But in whose judgment is ANY fact about you something to hide? Consider something that happened to my family when I was in fifth grade. My dad's family was very curious about my father's religious beliefs: did he go to mass every week? Ever? What was he teaching me about Catholicism? About religion? What went on at that Unitarian church he attended? The subject of my dad's religious beliefs and behavior was his own business--he thought--and his mother and sisters knew not to discuss it with him. He had fought for his privacy, even choosing to move to my mother's home town, which had no Catholic church.
So one day my fifth grade teacher, Mr. M--new to the district, and youngish--called me up in front of the class and asked me pointed questions about exactly these things. It was not lost on me that he didn't ask anyone else questions that even a nine-year-old found intrusive. I told my parents about it that evening, and my mom teased my dad, "Well, Vincent, I guess they just can't leave you alone."
It seems that Mr.

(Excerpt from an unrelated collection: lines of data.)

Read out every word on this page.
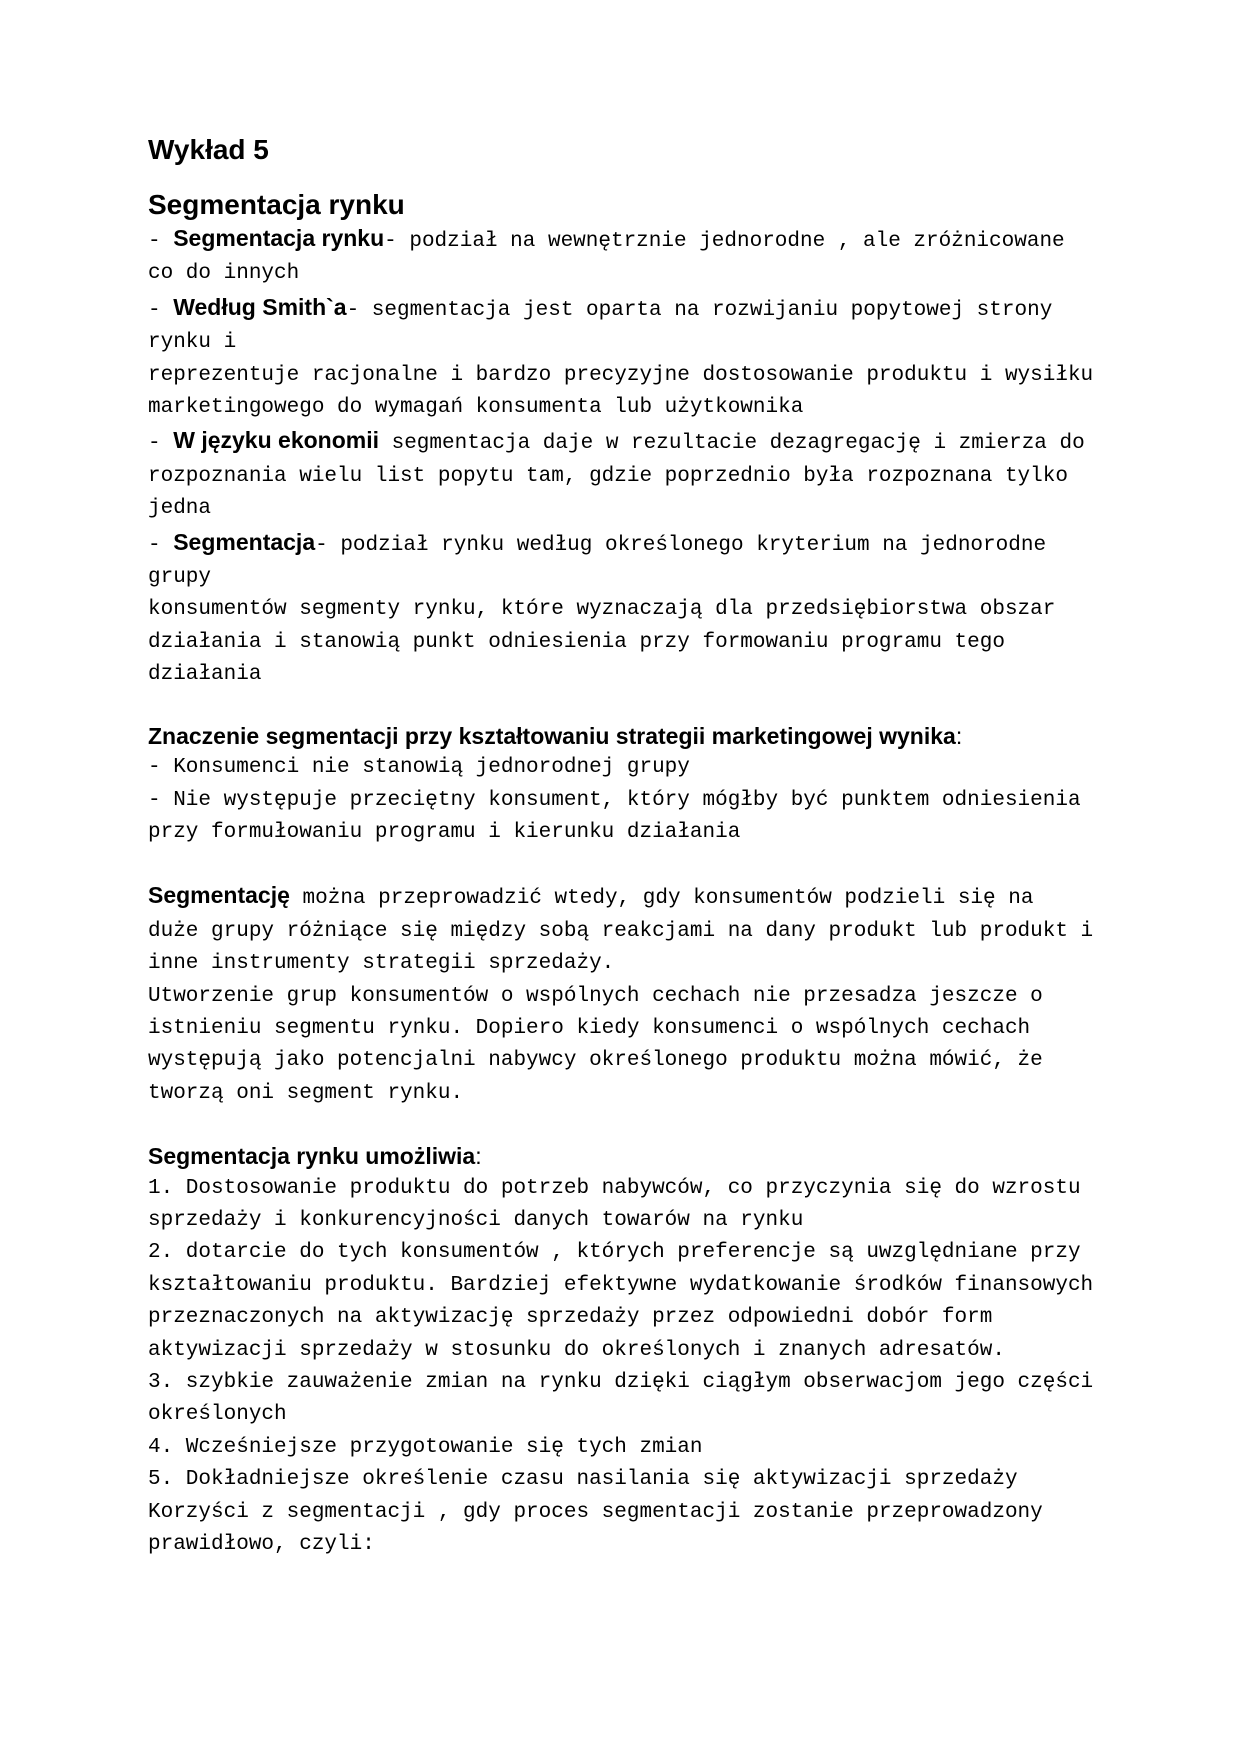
Wykład 5
Segmentacja rynku
- Segmentacja rynku- podział na wewnętrznie jednorodne , ale zróżnicowane
co do innych
- Według Smith`a- segmentacja jest oparta na rozwijaniu popytowej strony
rynku i
reprezentuje racjonalne i bardzo precyzyjne dostosowanie produktu i wysiłku
marketingowego do wymagań konsumenta lub użytkownika
- W języku ekonomii segmentacja daje w rezultacie dezagregację i zmierza do
rozpoznania wielu list popytu tam, gdzie poprzednio była rozpoznana tylko
jedna
- Segmentacja- podział rynku według określonego kryterium na jednorodne
grupy
konsumentów segmenty rynku, które wyznaczają dla przedsiębiorstwa obszar
działania i stanowią punkt odniesienia przy formowaniu programu tego
działania
Znaczenie segmentacji przy kształtowaniu strategii marketingowej wynika:
- Konsumenci nie stanowią jednorodnej grupy
- Nie występuje przeciętny konsument, który mógłby być punktem odniesienia
przy formułowaniu programu i kierunku działania
Segmentację można przeprowadzić wtedy, gdy konsumentów podzieli się na
duże grupy różniące się między sobą reakcjami na dany produkt lub produkt i
inne instrumenty strategii sprzedaży.
Utworzenie grup konsumentów o wspólnych cechach nie przesadza jeszcze o
istnieniu segmentu rynku. Dopiero kiedy konsumenci o wspólnych cechach
występują jako potencjalni nabywcy określonego produktu można mówić, że
tworzą oni segment rynku.
Segmentacja rynku umożliwia:
1. Dostosowanie produktu do potrzeb nabywców, co przyczynia się do wzrostu
sprzedaży i konkurencyjności danych towarów na rynku
2. dotarcie do tych konsumentów , których preferencje są uwzględniane przy
kształtowaniu produktu. Bardziej efektywne wydatkowanie środków finansowych
przeznaczonych na aktywizację sprzedaży przez odpowiedni dobór form
aktywizacji sprzedaży w stosunku do określonych i znanych adresatów.
3. szybkie zauważenie zmian na rynku dzięki ciągłym obserwacjom jego części
określonych
4. Wcześniejsze przygotowanie się tych zmian
5. Dokładniejsze określenie czasu nasilania się aktywizacji sprzedaży
Korzyści z segmentacji , gdy proces segmentacji zostanie przeprowadzony
prawidłowo, czyli:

M was a good friend of one of my dad's sisters. All these good Catholics believed that an individual's salvation is everyone's business. My aunt--Mr. M's friend--decided just what the McLaughlin family "needed" to know. Ultimately, Mr.M got a lesson he hadn't expected, that is--life in the secular world is nothing like life in an Irish Catholic community: people expect their opinions to be private. The right of a nine-year-old not to be asked personal questions--during class time or any other time--was unknown.
This incident opened a crack in my parents' relationship that never mended. They had agreed on their shared right to privacy and my mother's family would never have dreamed of intruding like this. It was decades before there was any mending at all between my mother and her in-laws.
There was, in fact, a sequel to this. Mr.M apologized, and in fact met with my parents a couple times to discuss what had happened. Apparently, he had had no idea people would find such questions intrusive; if he intended to continue working in the public schools he understood he could not be an enforcement arm of the Catholic church. Fast forward a decade or so. Mr.M was working in a different district, and applied to be a principal in our district. My mother had been elected to our local school board and was on the committee that had to decide about his application. During his interview with the committee, Mr. M brought up the incident and confessed his ignorance upon entering the job market about the secular concept of privacy--and how he'd learned. He elaborated a bit on how it influenced his attitude toward managing a public school. My mom thought he would have been an admirable addition to the district's faculty and voted for him, but alas, he got a better-paying job closer to his home. I'm not sure when she forgave her in-laws, if ever.